O poder embriaga
Quando deputados e senadores em Brasília reconhecem que a quase totalidade da população não dá muita “moral” ao que fazem ou dizem, logo se ouriçam e colocam a boca no trombone para querer provar o contrário: esforçam-se para demonstrar que trabalham diuturnamente pela ordem e pelo progresso do povo tupiniquim.
Não sei, sinceramente, como funciona o mecanismo da combinação dinâmica específica que faz parecer complexas as atuações de cada um de muitos congressistas, sempre vistos pela TV a gesticular e vociferar freneticamente diante de microfones e câmeras, como uma maneira de serem escutados, reconhecidos e até admirados por alguns eleitores que ainda não tiveram o seu senso crítico devidamente formado e apurado.
Alguns daqueles senhores e senhoras imaginam perpetuar-se no poder não por um profícuo e honroso trabalho que deles se espera, mas apenas por meio das polêmicas que criam e que fazem ecoar por todos os quadrantes da Terra de Santa Cruz.

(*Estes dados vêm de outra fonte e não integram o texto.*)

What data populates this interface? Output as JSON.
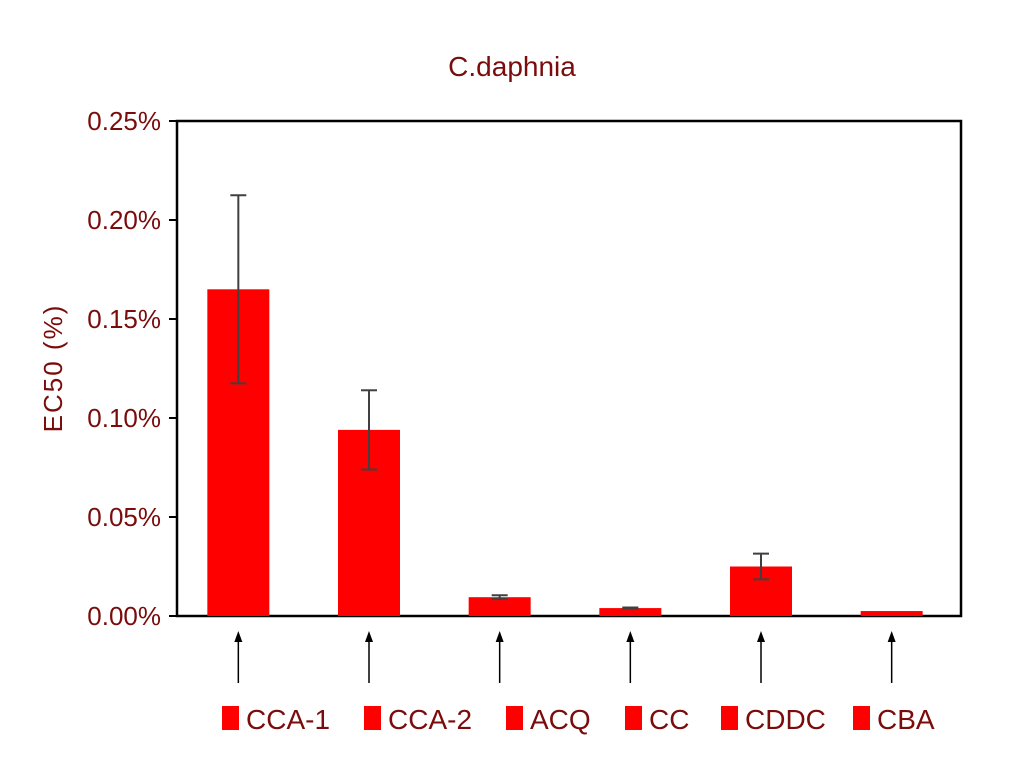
{
  "colors": {
    "bar": "#ff0000",
    "text": "#7a0c0c",
    "axis": "#000000",
    "errorbar": "#404040"
  },
  "chart_data": {
    "type": "bar",
    "title": "C.daphnia",
    "xlabel": "",
    "ylabel": "EC50 (%)",
    "ylim": [
      0,
      0.25
    ],
    "grid": false,
    "legend": "bottom",
    "categories": [
      "CCA-1",
      "CCA-2",
      "ACQ",
      "CC",
      "CDDC",
      "CBA"
    ],
    "values": [
      0.165,
      0.094,
      0.0095,
      0.004,
      0.025,
      0.0025
    ],
    "errors": [
      0.0475,
      0.02,
      0.001,
      0.0003,
      0.0065,
      0
    ],
    "yticks": [
      {
        "value": 0.25,
        "label": "0.25%"
      },
      {
        "value": 0.2,
        "label": "0.20%"
      },
      {
        "value": 0.15,
        "label": "0.15%"
      },
      {
        "value": 0.1,
        "label": "0.10%"
      },
      {
        "value": 0.05,
        "label": "0.05%"
      },
      {
        "value": 0.0,
        "label": "0.00%"
      }
    ]
  }
}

Sob o efeito de irradiações de simpatia a partir de pessoas hábil e facilmente manipuladas, assistimos à proliferação de exímios oradores eleitos ao cargo de deputado, mas que sabemos nada mais são que frutos de uma (muito boa) reprodução tecnicamente assistida e desencadeada por organismos que visam, sim, edificar um reino paralelo à República enquanto dividindo o mesmo espaço territorial.
As suas armas, a eloquência com persistência! Imagino serem organizações que se alimentam das polêmicas que criam e que fazem ecoar com ardor o que pensam, com a arte nazista de um Joseph Goebbles, enquanto na tresloucada tentativa de perpetuarem-se no poder e manterem-se sempre em evidência.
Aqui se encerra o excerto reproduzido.